I have a confession to make, I laid down the brushes for about 3 weeks. Just didn’t have the urge, the ideas, nothing but a blank canvas staring at me.
This is quite normal for an artist, I was once taught that the way to break it was to paint the canvas any colour, yellow orange anything. just so it’s not white!
A trick a writer can never use to defeat writers block.
NEW. Filfla 2014 60x60cm Oil on canvas. A classic LeMakoo.
Anyway, that didn’t work this time, so I just gave into it and did other things, I have lots of inventory, so not a problem.
I went to Istanbul, an amazing city, but unlike Venice it didn’t inspire me in that way.
I saw many bullet holes in the glass at the front of the Mango store and riot cannons permanently parked in Taksim square. Child poverty, loud political rallies and a country on the verge of change. I wish them well. It was great however, to be back in a city with millions of people. Never a dull moment.
NEW. Girls, 76x57cm Ink on watercolour paper.
Then it just broke, all the enthusiasm returned, ideas flowed and everything went back to normal.
Art is an odd business, can’t fight it or control it, just ‘let it be’:)
That’s all, thanks for reading, here’s a LeMakoo piece a friend wrote about me.
Bye for now
A flourishing career that started back in 1988 has reached a remarkable milestone. Michael Wright,
the Australian painter who has been painting in Malta full-time for the last 5 years, has sold his 200th painting.
In the dog-eat-dog market of the crowded and overflowing Maltese art scene this is a magnificent feat
Pablo Diego José Francisco de Paula Juan Nepomuceno María de Paloma preferred the name Pablo Picasso)
is a unique artist with both feet fixed firmly in the commercial and flamboyant.
A quick tour around Malta and it becomes easy to appreciate the impact LeMakoo has made on his adopted
home. From restaurants in St. Julians to wine bars in Valletta and even furniture showrooms proudly display a
burning, moving landscape of LeMakoo. He has succeeded in creating a brand name for himself – something
local artists seldom achieve – and the Malta art scene is all the better for it.
Of course LeMakoo is not solely a ‘local’ artist in the pedestrian sense, LeMakoo is an internationally successful
artist who even has paintings on display in a prestigious gallery in Moscow. This is a source of great pride for the
globe-trotting Australian painter although he takes even more pride in the statistic that says 62% of his sales
have been local.
This landmark sale is the culmination of a long artistic career that spans a lifetime and a half, one might say.

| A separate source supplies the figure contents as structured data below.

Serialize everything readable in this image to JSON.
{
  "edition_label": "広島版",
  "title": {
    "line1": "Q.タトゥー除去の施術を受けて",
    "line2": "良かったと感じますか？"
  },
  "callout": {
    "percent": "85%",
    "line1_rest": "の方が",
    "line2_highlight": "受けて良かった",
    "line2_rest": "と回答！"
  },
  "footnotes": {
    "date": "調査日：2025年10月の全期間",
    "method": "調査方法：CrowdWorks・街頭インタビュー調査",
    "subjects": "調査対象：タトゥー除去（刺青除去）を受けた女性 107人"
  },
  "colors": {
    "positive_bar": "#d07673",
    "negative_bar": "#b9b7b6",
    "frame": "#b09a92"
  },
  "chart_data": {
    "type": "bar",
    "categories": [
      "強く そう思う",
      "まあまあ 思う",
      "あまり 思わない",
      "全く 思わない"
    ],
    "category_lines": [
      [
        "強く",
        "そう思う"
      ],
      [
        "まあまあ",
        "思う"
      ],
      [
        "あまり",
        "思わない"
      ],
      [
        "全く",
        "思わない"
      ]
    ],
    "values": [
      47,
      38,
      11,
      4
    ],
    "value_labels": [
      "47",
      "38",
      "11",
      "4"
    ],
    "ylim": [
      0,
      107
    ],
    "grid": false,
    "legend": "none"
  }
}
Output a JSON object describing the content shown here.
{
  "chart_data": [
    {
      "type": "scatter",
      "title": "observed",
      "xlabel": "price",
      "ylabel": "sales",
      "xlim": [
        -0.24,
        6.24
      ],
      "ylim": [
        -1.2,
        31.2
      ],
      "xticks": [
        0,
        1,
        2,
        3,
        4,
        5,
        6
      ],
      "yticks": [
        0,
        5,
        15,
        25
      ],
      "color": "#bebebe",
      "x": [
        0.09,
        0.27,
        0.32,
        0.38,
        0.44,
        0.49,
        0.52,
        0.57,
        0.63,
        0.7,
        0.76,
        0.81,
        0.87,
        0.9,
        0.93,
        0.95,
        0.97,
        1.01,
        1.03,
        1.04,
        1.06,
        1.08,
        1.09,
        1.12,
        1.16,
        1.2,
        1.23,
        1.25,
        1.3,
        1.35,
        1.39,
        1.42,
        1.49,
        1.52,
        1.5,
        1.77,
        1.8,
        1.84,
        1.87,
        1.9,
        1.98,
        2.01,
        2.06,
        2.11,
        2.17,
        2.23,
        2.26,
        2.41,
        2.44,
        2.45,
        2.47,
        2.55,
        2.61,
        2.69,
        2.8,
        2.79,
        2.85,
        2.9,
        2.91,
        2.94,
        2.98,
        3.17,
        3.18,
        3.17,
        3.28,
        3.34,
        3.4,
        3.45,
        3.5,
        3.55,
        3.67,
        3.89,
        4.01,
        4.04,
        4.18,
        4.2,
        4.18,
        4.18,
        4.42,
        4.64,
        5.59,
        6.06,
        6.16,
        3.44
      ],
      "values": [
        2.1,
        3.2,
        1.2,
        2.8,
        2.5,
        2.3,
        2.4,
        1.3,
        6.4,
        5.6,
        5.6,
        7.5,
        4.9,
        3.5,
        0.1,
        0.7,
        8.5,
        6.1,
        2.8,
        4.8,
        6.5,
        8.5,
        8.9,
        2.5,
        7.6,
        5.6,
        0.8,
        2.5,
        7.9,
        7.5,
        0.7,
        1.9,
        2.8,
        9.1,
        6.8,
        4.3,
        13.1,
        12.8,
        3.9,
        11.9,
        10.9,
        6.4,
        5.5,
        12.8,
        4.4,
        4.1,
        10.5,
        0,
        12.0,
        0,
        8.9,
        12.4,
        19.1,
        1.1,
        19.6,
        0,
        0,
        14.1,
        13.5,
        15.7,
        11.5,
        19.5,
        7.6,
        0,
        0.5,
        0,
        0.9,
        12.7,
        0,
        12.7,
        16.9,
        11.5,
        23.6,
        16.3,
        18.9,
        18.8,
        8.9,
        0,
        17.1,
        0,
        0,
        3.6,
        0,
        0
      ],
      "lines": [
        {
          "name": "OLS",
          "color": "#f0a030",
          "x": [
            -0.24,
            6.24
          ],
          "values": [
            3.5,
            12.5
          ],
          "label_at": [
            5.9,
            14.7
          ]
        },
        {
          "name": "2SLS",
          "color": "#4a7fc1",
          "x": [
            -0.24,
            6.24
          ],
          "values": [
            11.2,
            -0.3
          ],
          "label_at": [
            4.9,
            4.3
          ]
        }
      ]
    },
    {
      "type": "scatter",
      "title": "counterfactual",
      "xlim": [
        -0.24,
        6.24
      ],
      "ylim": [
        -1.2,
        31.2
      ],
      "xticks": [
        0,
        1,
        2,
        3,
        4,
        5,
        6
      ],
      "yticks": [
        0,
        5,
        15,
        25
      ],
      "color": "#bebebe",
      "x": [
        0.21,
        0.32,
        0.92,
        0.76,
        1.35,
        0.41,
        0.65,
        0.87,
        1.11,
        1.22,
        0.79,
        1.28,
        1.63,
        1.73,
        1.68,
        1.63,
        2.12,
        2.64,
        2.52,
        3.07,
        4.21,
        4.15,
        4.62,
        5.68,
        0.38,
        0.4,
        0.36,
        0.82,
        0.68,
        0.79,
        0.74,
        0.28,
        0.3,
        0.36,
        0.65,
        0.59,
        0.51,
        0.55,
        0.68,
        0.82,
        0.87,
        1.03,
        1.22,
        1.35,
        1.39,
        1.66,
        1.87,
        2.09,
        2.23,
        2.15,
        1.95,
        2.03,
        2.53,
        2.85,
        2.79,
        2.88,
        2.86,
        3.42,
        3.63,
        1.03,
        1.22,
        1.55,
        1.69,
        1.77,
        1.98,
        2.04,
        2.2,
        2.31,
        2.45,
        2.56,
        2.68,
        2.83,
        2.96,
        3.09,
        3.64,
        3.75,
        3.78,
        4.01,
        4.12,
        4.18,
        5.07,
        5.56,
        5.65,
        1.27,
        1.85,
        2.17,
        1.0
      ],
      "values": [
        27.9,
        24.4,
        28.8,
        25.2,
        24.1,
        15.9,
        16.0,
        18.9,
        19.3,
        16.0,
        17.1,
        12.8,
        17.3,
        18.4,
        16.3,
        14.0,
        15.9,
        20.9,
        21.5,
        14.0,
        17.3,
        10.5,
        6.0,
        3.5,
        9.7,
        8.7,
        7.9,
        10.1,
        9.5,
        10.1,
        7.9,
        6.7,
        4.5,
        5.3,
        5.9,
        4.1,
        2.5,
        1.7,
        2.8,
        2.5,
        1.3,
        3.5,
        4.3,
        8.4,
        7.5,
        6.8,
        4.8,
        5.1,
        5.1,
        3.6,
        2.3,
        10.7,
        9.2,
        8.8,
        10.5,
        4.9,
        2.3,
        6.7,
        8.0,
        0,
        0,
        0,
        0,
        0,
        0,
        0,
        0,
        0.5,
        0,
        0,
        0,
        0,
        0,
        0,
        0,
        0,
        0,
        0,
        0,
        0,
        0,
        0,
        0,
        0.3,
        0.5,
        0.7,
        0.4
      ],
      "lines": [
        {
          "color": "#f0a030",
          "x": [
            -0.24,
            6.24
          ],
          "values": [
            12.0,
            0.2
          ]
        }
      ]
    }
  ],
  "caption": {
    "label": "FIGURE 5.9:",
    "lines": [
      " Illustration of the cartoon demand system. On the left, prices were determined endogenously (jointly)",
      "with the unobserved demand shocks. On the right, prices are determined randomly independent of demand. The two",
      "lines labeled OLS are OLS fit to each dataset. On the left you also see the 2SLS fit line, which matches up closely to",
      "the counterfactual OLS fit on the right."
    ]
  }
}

LeMakoo was always an artist, and he spent 15 years working as an artist for newspapers. Whilst the job was
satisfactory as it gave him good experience, exposure and contacts he grew tired of publishing artwork that would
only survive until the next day. He wanted to create something less perishable and with more
longevity – and without photoshop!
LeMakoo held his first exhibition on the Isle of Man 10 years ago, shortly before coming to Malta, and it was the
start of a prosperous affair. In Malta he has held exhibitions in a variety of places like hotels (a stand-out one being
in the Hotel Phoenicia where he exhibited works inspired by his native Sydney and Malta, hosted by the
Australian Embassy.), restaurants and trade fairs.
And it was one of the latest exhibitions of LeMakoo, held at the Intercontinental Hotel Malta, that lead to the rightly
celebrated 200th sale. The painting is a small landscape of Valletta, burning with the vibrant orange and reds that have
so often adorned LeMakoo’s Mdinas and Sydneys. Valletta itself has a Van Gogh feel to it, with the sleepy black,
thick paint that animates it – but instead of a Starry Night we see crowning it the Sunny Dawn that characterizes
the Maltese Islands.
The art market is analogous to the ‘survival of the fittest’ regime nature employs. Only the most adaptable survive
and LeMakoo’s success – prices for 120 x 60cm painting have increased over 100% from 300euros to 700euros
now, and the sales have increased proportionately – is a triumph of individuality and artistic integrity.
As a show of appreciation for his buyers and followers, LeMakoo offered subscribers of his newsletter a lottery chance
to purchase an original LeMakoo at 50% discount price. LeMakoo is proud of the fact that he never does sales – frankly,
he doesn’t need to – however he feels that the milestone deserved a worthwhile offer. And at this rate it’s only a matter
of time before the next milestone is reached.